Quesos de altura para Mugaritz

The Mugaritz team paid a visit to spend a day with him. Observing the landscape around the hut and watching Jon work with his flock of Latxa sheep is the best way to comprehend the reasons why his cheese is so rich in flavour and texture. We brought him a basket of food and supplies since we know he will not come down off the mountain for another month.

Jon is 37 years old and he knows that in order to make the best product, he must sacrifice much of his time taking the sheep to graze on the best grass only found on the higher plains of the mountains. It can be said to be the best because the diversity of aromas from the wild herbs found near the peaks are condensed in the milk and, subsequently, in the cheese he makes.
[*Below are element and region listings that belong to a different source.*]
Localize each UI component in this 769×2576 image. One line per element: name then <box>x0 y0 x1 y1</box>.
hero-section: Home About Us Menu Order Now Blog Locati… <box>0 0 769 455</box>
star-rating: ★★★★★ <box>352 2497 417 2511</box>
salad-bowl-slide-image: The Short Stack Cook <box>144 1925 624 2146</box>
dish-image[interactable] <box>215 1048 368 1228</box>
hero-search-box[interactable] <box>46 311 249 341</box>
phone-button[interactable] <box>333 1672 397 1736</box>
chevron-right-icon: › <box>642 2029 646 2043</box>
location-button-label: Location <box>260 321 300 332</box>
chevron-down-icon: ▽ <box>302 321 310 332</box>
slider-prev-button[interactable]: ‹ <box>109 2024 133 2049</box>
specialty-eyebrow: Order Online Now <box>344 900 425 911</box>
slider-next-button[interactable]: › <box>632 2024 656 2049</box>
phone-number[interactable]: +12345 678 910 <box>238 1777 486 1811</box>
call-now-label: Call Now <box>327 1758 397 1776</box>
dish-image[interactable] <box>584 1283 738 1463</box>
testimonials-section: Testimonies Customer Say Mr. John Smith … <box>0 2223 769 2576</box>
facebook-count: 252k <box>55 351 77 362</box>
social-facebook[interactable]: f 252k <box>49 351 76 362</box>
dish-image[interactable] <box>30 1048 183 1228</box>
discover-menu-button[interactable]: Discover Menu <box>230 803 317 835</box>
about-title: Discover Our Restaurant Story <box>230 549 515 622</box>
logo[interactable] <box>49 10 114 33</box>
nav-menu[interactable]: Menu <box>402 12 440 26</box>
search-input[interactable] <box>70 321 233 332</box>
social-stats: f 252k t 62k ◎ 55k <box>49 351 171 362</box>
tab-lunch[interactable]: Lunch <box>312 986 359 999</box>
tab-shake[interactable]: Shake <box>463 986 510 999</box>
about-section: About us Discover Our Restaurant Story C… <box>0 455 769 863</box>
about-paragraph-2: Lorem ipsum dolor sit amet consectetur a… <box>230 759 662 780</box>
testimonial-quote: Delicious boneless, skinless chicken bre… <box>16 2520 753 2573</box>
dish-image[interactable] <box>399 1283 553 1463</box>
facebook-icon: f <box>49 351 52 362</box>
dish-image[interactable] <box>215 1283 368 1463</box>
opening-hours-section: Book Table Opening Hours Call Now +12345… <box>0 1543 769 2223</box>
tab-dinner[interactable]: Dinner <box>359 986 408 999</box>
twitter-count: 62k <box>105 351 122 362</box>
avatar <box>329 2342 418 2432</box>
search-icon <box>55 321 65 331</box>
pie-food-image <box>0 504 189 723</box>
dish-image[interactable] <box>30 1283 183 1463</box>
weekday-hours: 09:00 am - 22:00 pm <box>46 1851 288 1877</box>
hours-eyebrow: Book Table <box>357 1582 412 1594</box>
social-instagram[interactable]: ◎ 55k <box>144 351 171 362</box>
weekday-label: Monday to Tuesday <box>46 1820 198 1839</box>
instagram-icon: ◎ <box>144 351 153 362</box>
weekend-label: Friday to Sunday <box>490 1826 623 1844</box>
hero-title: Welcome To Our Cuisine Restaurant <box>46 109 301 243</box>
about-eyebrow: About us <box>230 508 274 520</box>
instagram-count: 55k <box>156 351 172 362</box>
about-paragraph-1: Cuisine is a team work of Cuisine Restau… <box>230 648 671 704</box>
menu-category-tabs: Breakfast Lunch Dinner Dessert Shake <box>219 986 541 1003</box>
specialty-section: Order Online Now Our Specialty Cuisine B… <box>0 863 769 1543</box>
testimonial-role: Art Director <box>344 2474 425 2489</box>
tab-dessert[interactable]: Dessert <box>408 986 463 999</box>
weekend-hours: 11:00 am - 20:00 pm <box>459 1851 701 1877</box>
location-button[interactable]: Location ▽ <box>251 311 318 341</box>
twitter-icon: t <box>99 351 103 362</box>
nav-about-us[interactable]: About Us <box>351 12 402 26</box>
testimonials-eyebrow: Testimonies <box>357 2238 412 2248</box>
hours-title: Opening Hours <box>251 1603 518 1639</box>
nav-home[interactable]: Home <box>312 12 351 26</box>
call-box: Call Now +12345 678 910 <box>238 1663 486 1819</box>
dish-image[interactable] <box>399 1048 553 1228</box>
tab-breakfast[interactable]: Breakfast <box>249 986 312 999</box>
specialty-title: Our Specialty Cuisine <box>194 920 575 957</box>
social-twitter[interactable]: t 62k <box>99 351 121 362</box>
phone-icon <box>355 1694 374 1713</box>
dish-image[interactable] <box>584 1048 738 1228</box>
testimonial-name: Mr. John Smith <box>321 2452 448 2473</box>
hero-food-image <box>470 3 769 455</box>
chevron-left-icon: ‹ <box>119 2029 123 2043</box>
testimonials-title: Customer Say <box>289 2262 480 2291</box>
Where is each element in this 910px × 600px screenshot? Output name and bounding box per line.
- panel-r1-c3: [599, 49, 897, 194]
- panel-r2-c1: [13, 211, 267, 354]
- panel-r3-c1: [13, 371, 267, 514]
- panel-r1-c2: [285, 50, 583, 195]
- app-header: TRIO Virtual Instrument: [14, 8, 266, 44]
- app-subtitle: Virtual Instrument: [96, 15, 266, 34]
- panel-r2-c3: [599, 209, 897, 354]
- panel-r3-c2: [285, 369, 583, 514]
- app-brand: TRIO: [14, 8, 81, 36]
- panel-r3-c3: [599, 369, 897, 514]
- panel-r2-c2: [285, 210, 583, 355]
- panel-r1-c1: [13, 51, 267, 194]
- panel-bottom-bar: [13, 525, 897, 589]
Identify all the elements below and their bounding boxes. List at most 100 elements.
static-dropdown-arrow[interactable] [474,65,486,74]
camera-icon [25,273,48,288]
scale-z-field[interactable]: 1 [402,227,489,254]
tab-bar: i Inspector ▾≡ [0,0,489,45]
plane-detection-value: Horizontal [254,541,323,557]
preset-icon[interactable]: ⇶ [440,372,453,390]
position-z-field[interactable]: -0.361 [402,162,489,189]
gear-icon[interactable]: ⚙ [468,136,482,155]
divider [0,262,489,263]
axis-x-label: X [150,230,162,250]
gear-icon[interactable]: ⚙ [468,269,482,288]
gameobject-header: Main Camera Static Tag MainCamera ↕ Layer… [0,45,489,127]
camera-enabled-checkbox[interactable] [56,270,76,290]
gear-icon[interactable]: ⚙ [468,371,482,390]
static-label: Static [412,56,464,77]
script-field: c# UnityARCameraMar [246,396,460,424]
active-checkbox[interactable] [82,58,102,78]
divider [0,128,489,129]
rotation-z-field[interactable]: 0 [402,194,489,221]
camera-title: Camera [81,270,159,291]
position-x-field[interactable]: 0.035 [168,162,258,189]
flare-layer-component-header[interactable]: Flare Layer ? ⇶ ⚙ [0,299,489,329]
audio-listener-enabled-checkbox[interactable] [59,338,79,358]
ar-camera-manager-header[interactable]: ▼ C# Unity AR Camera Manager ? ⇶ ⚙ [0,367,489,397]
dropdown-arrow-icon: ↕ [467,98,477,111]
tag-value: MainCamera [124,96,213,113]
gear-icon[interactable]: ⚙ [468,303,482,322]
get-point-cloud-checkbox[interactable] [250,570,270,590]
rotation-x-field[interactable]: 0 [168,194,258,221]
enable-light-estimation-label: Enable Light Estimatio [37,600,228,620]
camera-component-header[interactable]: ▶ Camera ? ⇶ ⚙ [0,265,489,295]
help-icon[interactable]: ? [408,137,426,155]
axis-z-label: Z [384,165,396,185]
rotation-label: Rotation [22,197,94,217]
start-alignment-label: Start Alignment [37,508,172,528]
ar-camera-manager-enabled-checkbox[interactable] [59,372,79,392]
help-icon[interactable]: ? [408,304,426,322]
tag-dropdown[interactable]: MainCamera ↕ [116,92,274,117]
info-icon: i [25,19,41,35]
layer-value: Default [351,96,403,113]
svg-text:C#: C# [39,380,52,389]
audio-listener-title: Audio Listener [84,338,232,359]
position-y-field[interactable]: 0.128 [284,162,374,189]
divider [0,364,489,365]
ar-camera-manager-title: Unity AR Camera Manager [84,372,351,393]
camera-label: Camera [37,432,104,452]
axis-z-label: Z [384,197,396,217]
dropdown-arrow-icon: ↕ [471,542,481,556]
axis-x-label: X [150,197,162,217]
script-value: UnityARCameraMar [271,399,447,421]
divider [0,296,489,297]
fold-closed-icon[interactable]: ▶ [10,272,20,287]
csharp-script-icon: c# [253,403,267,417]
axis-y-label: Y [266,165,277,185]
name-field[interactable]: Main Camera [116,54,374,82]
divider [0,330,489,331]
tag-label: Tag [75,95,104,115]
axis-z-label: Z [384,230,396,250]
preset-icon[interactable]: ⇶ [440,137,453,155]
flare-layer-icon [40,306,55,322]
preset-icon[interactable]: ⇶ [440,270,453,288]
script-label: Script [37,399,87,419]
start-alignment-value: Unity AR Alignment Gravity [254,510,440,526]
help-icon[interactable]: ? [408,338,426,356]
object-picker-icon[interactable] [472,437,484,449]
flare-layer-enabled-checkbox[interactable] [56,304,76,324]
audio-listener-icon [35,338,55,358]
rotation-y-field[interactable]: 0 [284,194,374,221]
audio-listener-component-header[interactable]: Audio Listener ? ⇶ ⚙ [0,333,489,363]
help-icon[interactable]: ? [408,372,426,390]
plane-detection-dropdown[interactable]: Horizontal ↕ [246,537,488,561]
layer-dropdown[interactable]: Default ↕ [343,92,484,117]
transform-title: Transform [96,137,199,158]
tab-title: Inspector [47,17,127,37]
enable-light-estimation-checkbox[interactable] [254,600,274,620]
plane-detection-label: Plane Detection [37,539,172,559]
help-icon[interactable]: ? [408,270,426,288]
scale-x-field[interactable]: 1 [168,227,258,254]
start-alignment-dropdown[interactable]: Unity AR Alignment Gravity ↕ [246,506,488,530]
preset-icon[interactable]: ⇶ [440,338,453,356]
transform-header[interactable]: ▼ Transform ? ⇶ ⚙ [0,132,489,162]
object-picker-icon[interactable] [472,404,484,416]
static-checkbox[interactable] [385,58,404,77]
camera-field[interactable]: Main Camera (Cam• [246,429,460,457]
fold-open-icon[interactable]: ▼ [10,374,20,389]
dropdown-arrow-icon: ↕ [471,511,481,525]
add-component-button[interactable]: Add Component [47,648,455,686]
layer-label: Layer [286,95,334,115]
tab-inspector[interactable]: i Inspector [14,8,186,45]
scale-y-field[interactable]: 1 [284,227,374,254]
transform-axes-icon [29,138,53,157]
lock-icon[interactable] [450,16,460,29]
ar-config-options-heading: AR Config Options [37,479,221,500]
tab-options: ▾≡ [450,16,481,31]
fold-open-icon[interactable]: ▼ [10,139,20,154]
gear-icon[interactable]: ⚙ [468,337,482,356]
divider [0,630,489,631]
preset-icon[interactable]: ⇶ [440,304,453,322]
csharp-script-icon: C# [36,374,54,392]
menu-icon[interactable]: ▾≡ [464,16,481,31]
The Aralar mountain range is a territory shared by the regions of Gipuzkoa and Navarra. At a height of 1,200 m the grass flourishes in this natural ecosystem where shepherds have carved out a living for centuries. There are more than 70 individual huts where shepherds make cheese. Every single one of these cheese-makers has his idiosyncratic style and methods. For Jon the protocol is strict: a flock of 160 sheep milked twice a day by hand. After letting the milk sit for a few hours, a batch of new cheese is made. The cheese is then aged for 6 to 18 months. The result is sublime!

The only problem when dealing with Jon, is that his own high standards exceed even our own. It has been more than 3 months since Jon has sold us any cheese. “It is not my best work”, he insists. We can’t wait to sample what he deems to be truly exceptional.